I wonder how much the response will focus on the merits and how much it will focus on dismissing the petition because relief is available on appeal if there's a conviction. If the state wins on the latter (as I've already said I believe they probably will) the former doesn't matter. I won't be surprised if the response is written by someone in the state attorney's office other that BDLR.
I think the response will argue both points, similar to the petition arguing 1) Crump isn't opposing counsel, but 2) even if he is ...
Did you see State v. Loano
, 616 So.2d 73 (Fl 1st DCA, 1993)? That court carved out an exception to the law, but the remedy was change of venue (not discovery), the state petitioned for reversal of the trial court's order, all parties in the appeal argued in favor of a change of venue for a retrial, and the rationale for not waiting until after the retrial had been completed was that ANY outcome in that trial (assuming venue was not changed) would be seen as wrong, to the extent that a decision might trigger civil unrest.
In light of the intense media coverage of this case, the problems with providing Lozano a fair trial increase with each trial. Further, we are persuaded by the State's argument that it should not be required to prosecute an individual in circumstances which it believes are violative of the defendant's constitutional rights. We agree that public confidence in our criminal justice system cannot be maintained under such circumstances, and that either a conviction or an acquittal resulting from such a trial would be inherently suspect. We therefore conclude petitioner has satisfied the "irreparable injury" requisite to obtain certiorari relief.
The appeals court has wide ranging discretion, and each case stands in its own four corners. O'Mara makes a good case involving public interest, and an appearance of shenanigans in securing the testimony of the state's star witness (which also infers that the testimony itself may be false or misleading).

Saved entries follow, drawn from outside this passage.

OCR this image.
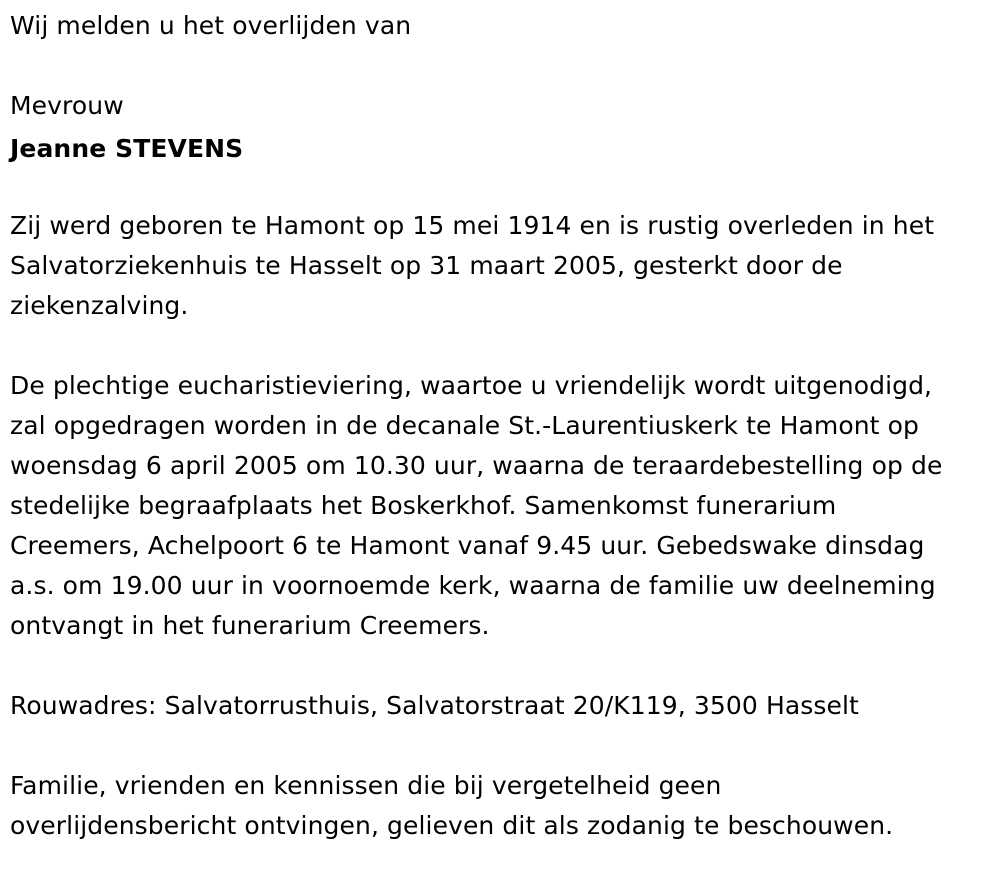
Wij melden u het overlijden van

Mevrouw

Jeanne STEVENS

Zij werd geboren te Hamont op 15 mei 1914 en is rustig overleden in het

Salvatorziekenhuis te Hasselt op 31 maart 2005, gesterkt door de

ziekenzalving.

De plechtige eucharistieviering, waartoe u vriendelijk wordt uitgenodigd,

zal opgedragen worden in de decanale St.-Laurentiuskerk te Hamont op

woensdag 6 april 2005 om 10.30 uur, waarna de teraardebestelling op de

stedelijke begraafplaats het Boskerkhof. Samenkomst funerarium

Creemers, Achelpoort 6 te Hamont vanaf 9.45 uur. Gebedswake dinsdag

a.s. om 19.00 uur in voornoemde kerk, waarna de familie uw deelneming

ontvangt in het funerarium Creemers.

Rouwadres: Salvatorrusthuis, Salvatorstraat 20/K119, 3500 Hasselt

Familie, vrienden en kennissen die bij vergetelheid geen

overlijdensbericht ontvingen, gelieven dit als zodanig te beschouwen.
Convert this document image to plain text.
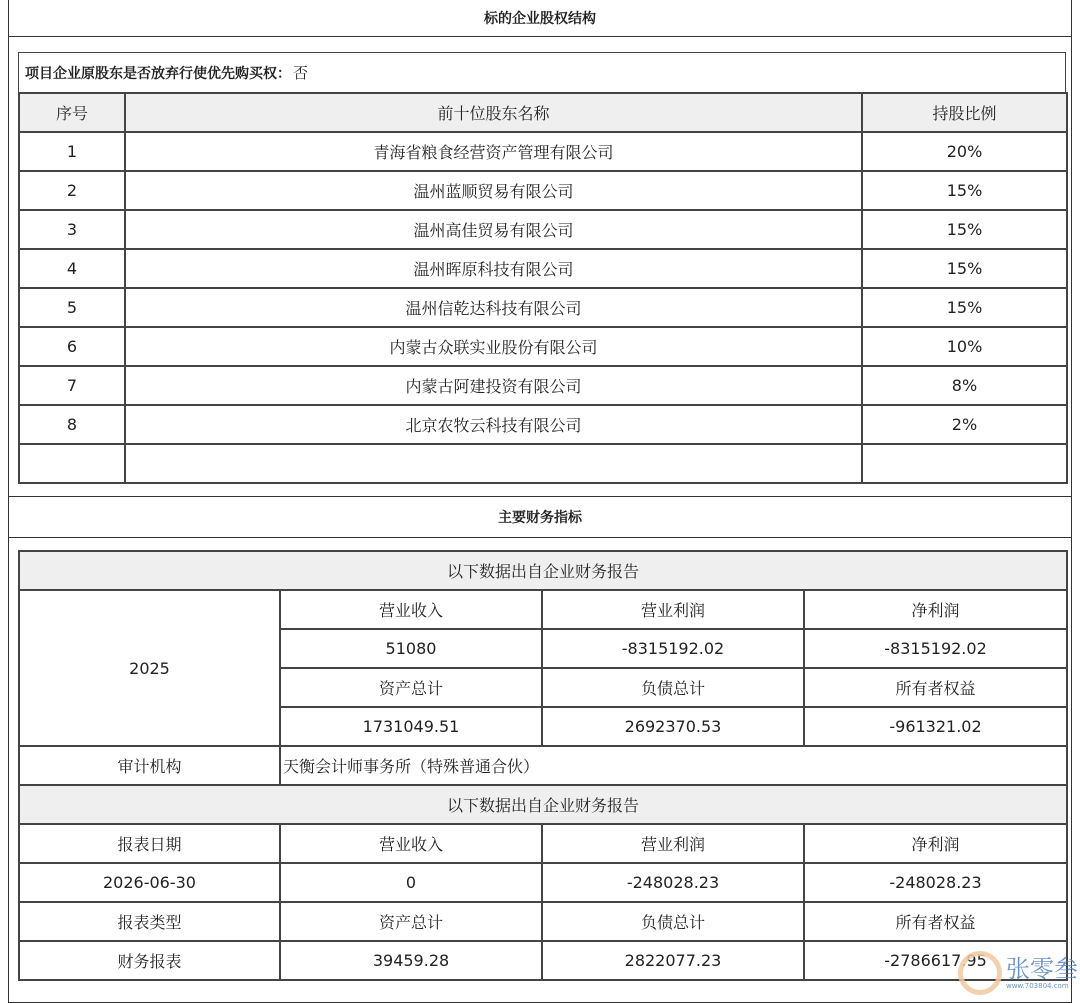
标的企业股权结构
项目企业原股东是否放弃行使优先购买权： 否
序号	前十位股东名称	持股比例
1	青海省粮食经营资产管理有限公司	20%
2	温州蓝顺贸易有限公司	15%
3	温州高佳贸易有限公司	15%
4	温州晖原科技有限公司	15%
5	温州信乾达科技有限公司	15%
6	内蒙古众联实业股份有限公司	10%
7	内蒙古阿建投资有限公司	8%
8	北京农牧云科技有限公司	2%

主要财务指标
以下数据出自企业财务报告			
2025	营业收入	营业利润	净利润
	51080	-8315192.02	-8315192.02
	资产总计	负债总计	所有者权益
	1731049.51	2692370.53	-961321.02
审计机构	天衡会计师事务所（特殊普通合伙）		
以下数据出自企业财务报告			
报表日期	营业收入	营业利润	净利润
2026-06-30	0	-248028.23	-248028.23
报表类型	资产总计	负债总计	所有者权益
财务报表	39459.28	2822077.23	-2786617.95 张零叁
www.703804.com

The state might agree with O'Mara on the issue of deposing Crump. I think that's a slim probability, given the state's attitude toward providing discovery in general, and as to Witness 8 in particular, but the state will also be thinking about whether or not it wants to try this case twice, and whether it wants to argue that defendants in general can be denied fact discovery. On that second factor, assume there is a conviction, and an appeal on this very issue. Will the state want to argue that defendant doesn't have a right to depose a fact witness? If the state is uncomfortable with that argument on a prospective post-trial appeal, then it should be uncomfortable with that argument now, as well.